Football: Maryland Crab Bowl

On Saturday I was assigned to cover the Maryland Crab Bowl at Johnny Unitas Stadium on the campus of Towson University just north of Baltimore MD. Fortunately for me I was familiar with the venue because I covered the 2008 NCAA Women's Lacrosse Tournament at the same stadium over Memorial Day. As a result I knew what to expect in terms of parking and where to find the media folks.

I arrived at the stadium with approximately 30 minutes to spare and parked pretty close to the field. The crowd was of decent size but it didn't interfere with my ability to find a spot in the media lot. While heading to the field I thought about what kind of pre-game shots I wanted to get. I recalled that Chuck had mentioned an MVP appearing for the coin toss but I didn't know if that would pan out.

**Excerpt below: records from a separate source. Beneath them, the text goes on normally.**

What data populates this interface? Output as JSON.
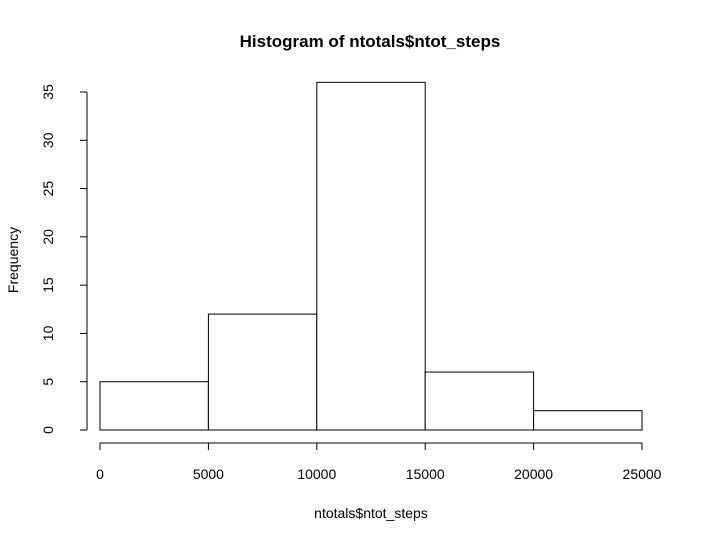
{
  "chart_data": {
    "type": "bar",
    "title": "Histogram of ntotals$ntot_steps",
    "xlabel": "ntotals$ntot_steps",
    "ylabel": "Frequency",
    "bins": [
      {
        "from": 0,
        "to": 5000,
        "count": 5
      },
      {
        "from": 5000,
        "to": 10000,
        "count": 12
      },
      {
        "from": 10000,
        "to": 15000,
        "count": 36
      },
      {
        "from": 15000,
        "to": 20000,
        "count": 6
      },
      {
        "from": 20000,
        "to": 25000,
        "count": 2
      }
    ],
    "x_ticks": [
      "0",
      "5000",
      "10000",
      "15000",
      "20000",
      "25000"
    ],
    "y_ticks": [
      "0",
      "5",
      "10",
      "15",
      "20",
      "25",
      "30",
      "35"
    ],
    "xlim": [
      0,
      25000
    ],
    "ylim": [
      0,
      35
    ],
    "grid": false,
    "legend": "none"
  }
}
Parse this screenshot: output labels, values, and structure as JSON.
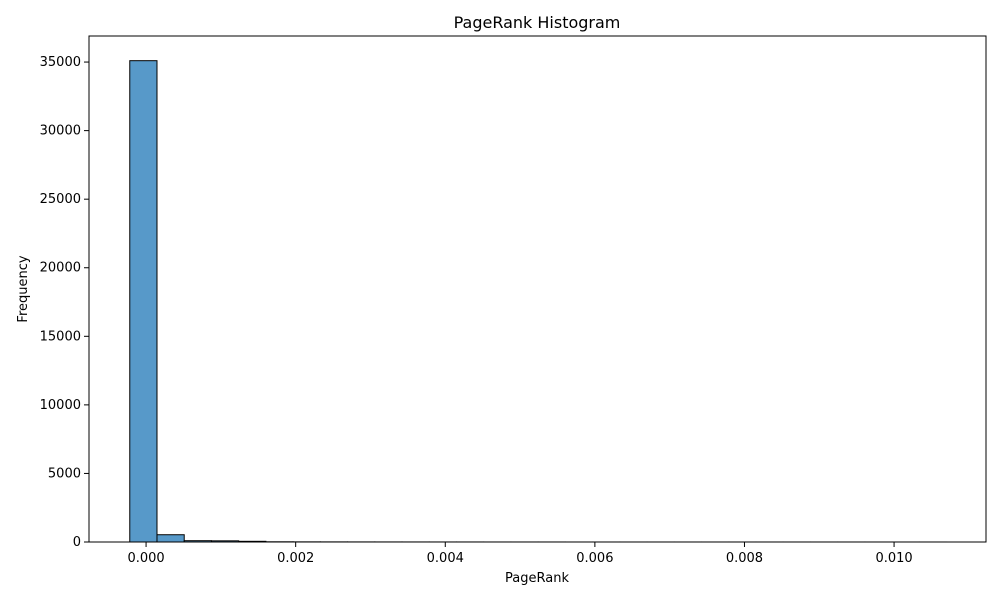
{
  "chart_data": {
    "type": "bar",
    "title": "PageRank Histogram",
    "xlabel": "PageRank",
    "ylabel": "Frequency",
    "xlim": [
      -0.000763,
      0.011229
    ],
    "ylim": [
      0,
      36900
    ],
    "xticks": [
      0.0,
      0.002,
      0.004,
      0.006,
      0.008,
      0.01
    ],
    "xtick_labels": [
      "0.000",
      "0.002",
      "0.004",
      "0.006",
      "0.008",
      "0.010"
    ],
    "yticks": [
      0,
      5000,
      10000,
      15000,
      20000,
      25000,
      30000,
      35000
    ],
    "ytick_labels": [
      "0",
      "5000",
      "10000",
      "15000",
      "20000",
      "25000",
      "30000",
      "35000"
    ],
    "bins": {
      "start": -0.000218,
      "width": 0.000364,
      "count": 30
    },
    "values": [
      35100,
      530,
      95,
      85,
      50,
      15,
      10,
      8,
      6,
      5,
      4,
      3,
      3,
      2,
      2,
      2,
      1,
      1,
      1,
      1,
      1,
      1,
      1,
      1,
      1,
      1,
      1,
      1,
      1,
      1
    ],
    "bar_color": "#5799c9",
    "edge_color": "#000000",
    "grid": false,
    "legend": "none"
  }
}
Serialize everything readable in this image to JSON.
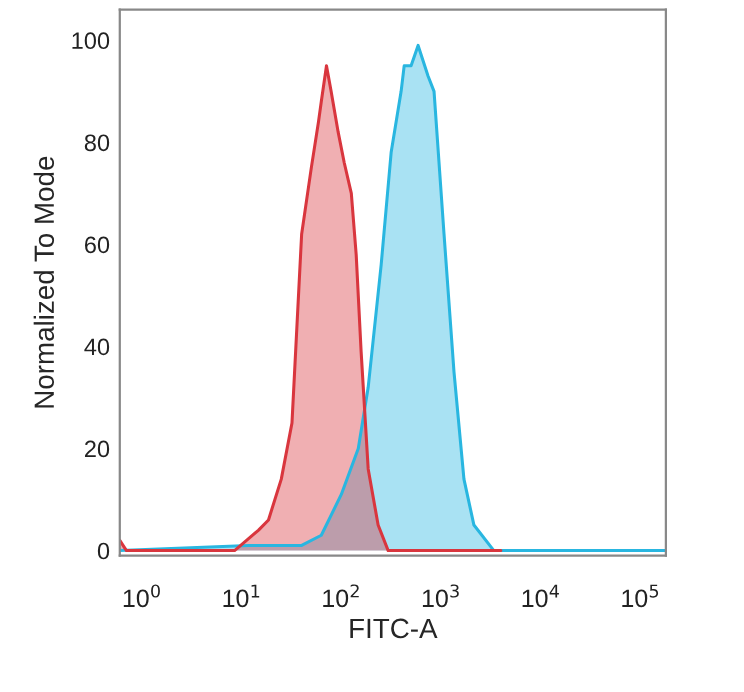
{
  "chart_data": {
    "type": "area",
    "xlabel": "FITC-A",
    "ylabel": "Normalized To Mode",
    "log": "x",
    "xlim": [
      0.6,
      180000
    ],
    "ylim": [
      -1,
      106
    ],
    "xticks": [
      {
        "value": 1,
        "label": "10$^{0}$"
      },
      {
        "value": 10,
        "label": "10$^{1}$"
      },
      {
        "value": 100,
        "label": "10$^{2}$"
      },
      {
        "value": 1000,
        "label": "10$^{3}$"
      },
      {
        "value": 10000,
        "label": "10$^{4}$"
      },
      {
        "value": 100000,
        "label": "10$^{5}$"
      }
    ],
    "yticks": [
      0,
      20,
      40,
      60,
      80,
      100
    ],
    "grid": false,
    "legend": false,
    "series": [
      {
        "color": "#29b6e0",
        "x": [
          0.6,
          11.7,
          40,
          63,
          100,
          148,
          186,
          251,
          316,
          398,
          427,
          501,
          589,
          741,
          851,
          1072,
          1349,
          1698,
          2138,
          3388,
          180000
        ],
        "values": [
          0,
          1,
          1,
          3,
          11,
          20,
          32,
          56,
          78,
          90,
          95,
          95,
          99,
          93,
          90,
          62,
          35,
          14,
          5,
          0,
          0
        ]
      },
      {
        "color": "#d9363e",
        "x": [
          0.6,
          0.7,
          4.7,
          8.5,
          14.8,
          18.6,
          25,
          32,
          40,
          50,
          59,
          63,
          71,
          79,
          93,
          107,
          126,
          141,
          158,
          186,
          234,
          295,
          3980
        ],
        "values": [
          2,
          0,
          0,
          0,
          4,
          6,
          14,
          25,
          62,
          75,
          84,
          88,
          95,
          90,
          82,
          76,
          70,
          58,
          39,
          16,
          5,
          0,
          0
        ]
      }
    ]
  }
}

After making it down to the field I readied my 400mm and 24-70mm lens. I attached an SB-800 to the camera with the 24-70 and headed out to the field. I met up with Mark Clem and compared some notes on the recruits. I neglected to bring along my notecard with the numbers for all of the recruits but I was pretty familiar with their numbers, names, and faces after shooting them earlier in the week. Most of them recognized me with my red hair so when I approached them they spotted me out and called me over for a photo.

During player introductions I went through the lineups of both teams and shot all the Maryland recruits so that I could have some file photos for use later on. It turns out that the shots came out pretty well and they decided to run them.

After the coin-toss I took my place on the sideline behind the blue line back a few feet from the sideline. That's when I learned my first lesson of shooting high school football: other photographers don't respect the rules. At division-1 events there are rules about where photographers can and can't shoot from and if you step over a boundary the team photographer (or another professional) gives you a warning and instructs you to head back into the proper area. Not so much in high school...

For example, I stood at the 30 yard line shooting upfield while along the blue line. Another photographer was at the 35 and also shooting upfield. As the play commenced the receiver headed towards the close sideline. The upfield photographer stepped out over the blue line and clipped the line-of-sight for several photographers and videographers. Afterwards one of the photographers with a Nikon Professional Services strap approached him and asked him to respect the blue line. The photographer let fly all kinds of profanity and obscenities...

That kind of thing would never fly in division-1 NCAA events.

During the rest of the event I looked for ways to avoid competing with the other photographers for line-of-sight because I observed several of them clipping other photographers in their quest to get the shot. I'm glad I'm not paparazzi - that kind of behavior really turned my stomach...

Towards the end of the game I turned my focus towards the bench and I took several frames of players without their helmets. I used my 400mm at f/4 for the shots and the shots came out wonderfully. Shooting at f/4 kept the imagery sharp and at 400mm and close range the background was sufficiently blown out to fully isolate my subjects. I was very happy with the effect and I'm going to use it again to capture sideline players.

After the game I noticed several other photographers offering their cards to the players. My business cards have "DC Sports Box" written all over them and since they weren't the credentialing agency I couldn't hand them out with promises of "photos from the game will appear up here." None-the-less I took note that there is potential in the Crab Bowl to market photographs to players and next year I will be more prepared.